Uber is making its boldest autonomous vehicle bet yet. The ride-hailing giant just announced a three-way partnership with UK AI startup Wayve and Japanese automaker Nissan to launch a robotaxi service in Tokyo before the year's end. The deal marks Uber's first major self-driving deployment since it sold its own troubled autonomous unit in 2020, and signals a dramatic shift in how it plans to compete with Waymo and Cruise in the global race for driverless dominance.
Uber just went all-in on someone else's self-driving tech, and it might be the smartest move the company's made in years. The ride-hailing platform announced Thursday it's partnering with British AI startup Wayve and Japanese automaker Nissan to bring autonomous vehicles to Tokyo's notoriously complex streets by year's end.
The three-way deal represents a dramatic pivot for Uber, which spent billions developing its own self-driving technology before unceremoniously dumping the entire division to Aurora in 2020 following a fatal crash in Arizona. Instead of building the tech in-house, Uber's now betting it can win the robotaxi wars by becoming the platform where others deploy their autonomous fleets.
Here's how it works: Nissan will retrofit its electric Leaf vehicles with Wayve's AI-powered self-driving system, then make those cars available to Tokyo riders through the Uber app. It's a blueprint that lets each company play to its strengths - Nissan builds the hardware, Wayve handles the AI brain, and Uber provides the marketplace and customer base.

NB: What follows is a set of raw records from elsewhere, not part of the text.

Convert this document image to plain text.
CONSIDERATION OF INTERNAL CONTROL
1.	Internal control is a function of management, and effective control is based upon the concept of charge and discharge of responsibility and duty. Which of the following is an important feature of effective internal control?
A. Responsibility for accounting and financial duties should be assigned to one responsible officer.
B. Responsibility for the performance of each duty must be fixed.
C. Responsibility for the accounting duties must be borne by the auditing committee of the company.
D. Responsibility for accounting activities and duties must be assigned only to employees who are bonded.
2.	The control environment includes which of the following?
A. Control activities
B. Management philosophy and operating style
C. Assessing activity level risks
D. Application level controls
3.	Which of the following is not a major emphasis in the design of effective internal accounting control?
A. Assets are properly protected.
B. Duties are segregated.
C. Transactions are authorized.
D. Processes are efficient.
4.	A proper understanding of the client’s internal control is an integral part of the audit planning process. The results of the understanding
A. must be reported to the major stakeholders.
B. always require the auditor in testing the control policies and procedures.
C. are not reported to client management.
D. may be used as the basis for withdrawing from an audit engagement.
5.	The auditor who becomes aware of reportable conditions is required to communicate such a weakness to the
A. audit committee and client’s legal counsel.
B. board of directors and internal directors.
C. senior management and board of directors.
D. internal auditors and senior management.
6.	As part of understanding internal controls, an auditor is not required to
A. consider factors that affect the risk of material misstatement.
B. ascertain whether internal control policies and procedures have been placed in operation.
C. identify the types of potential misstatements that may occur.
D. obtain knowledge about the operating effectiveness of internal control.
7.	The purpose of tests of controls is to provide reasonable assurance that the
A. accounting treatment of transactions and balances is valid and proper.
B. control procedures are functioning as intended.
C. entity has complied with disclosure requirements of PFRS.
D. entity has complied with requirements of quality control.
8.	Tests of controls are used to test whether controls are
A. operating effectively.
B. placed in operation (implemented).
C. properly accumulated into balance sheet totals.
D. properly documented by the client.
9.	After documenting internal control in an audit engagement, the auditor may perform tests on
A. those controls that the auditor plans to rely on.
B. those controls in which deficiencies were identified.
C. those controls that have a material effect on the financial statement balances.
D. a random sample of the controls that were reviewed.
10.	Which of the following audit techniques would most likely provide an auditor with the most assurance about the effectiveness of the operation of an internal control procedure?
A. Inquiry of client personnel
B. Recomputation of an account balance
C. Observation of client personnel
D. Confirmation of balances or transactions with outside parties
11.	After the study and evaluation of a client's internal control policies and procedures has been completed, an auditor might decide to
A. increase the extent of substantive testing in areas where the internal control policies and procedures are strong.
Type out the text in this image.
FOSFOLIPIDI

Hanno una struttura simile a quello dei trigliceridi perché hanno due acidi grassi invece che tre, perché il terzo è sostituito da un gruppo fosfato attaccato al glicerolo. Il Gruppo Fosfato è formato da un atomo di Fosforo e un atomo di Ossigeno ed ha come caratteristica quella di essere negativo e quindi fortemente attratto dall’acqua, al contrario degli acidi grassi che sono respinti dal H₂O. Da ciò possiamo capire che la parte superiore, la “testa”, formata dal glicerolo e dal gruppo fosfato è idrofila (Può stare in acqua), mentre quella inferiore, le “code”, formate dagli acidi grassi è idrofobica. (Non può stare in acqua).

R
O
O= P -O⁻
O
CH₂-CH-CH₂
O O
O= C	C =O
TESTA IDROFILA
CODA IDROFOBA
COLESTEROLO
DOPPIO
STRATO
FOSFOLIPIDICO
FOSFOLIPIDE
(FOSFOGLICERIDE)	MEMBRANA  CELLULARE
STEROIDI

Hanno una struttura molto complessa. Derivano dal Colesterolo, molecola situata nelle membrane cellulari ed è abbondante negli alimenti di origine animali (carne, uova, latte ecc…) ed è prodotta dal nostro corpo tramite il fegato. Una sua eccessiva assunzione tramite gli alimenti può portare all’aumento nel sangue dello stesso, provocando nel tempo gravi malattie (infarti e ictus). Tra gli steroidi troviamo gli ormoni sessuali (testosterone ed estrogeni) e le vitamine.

The partnership is particularly strategic for Wayve, which has raised over $1 billion from investors including Microsoft, Nvidia, and SoftBank. Unlike competitors that rely on expensive lidar sensors and high-definition maps, Wayve's approach uses camera-based vision and what it calls "embodied AI" - systems that learn to drive by processing visual data much like human drivers do. The company claims this makes its technology more adaptable to new cities and road conditions.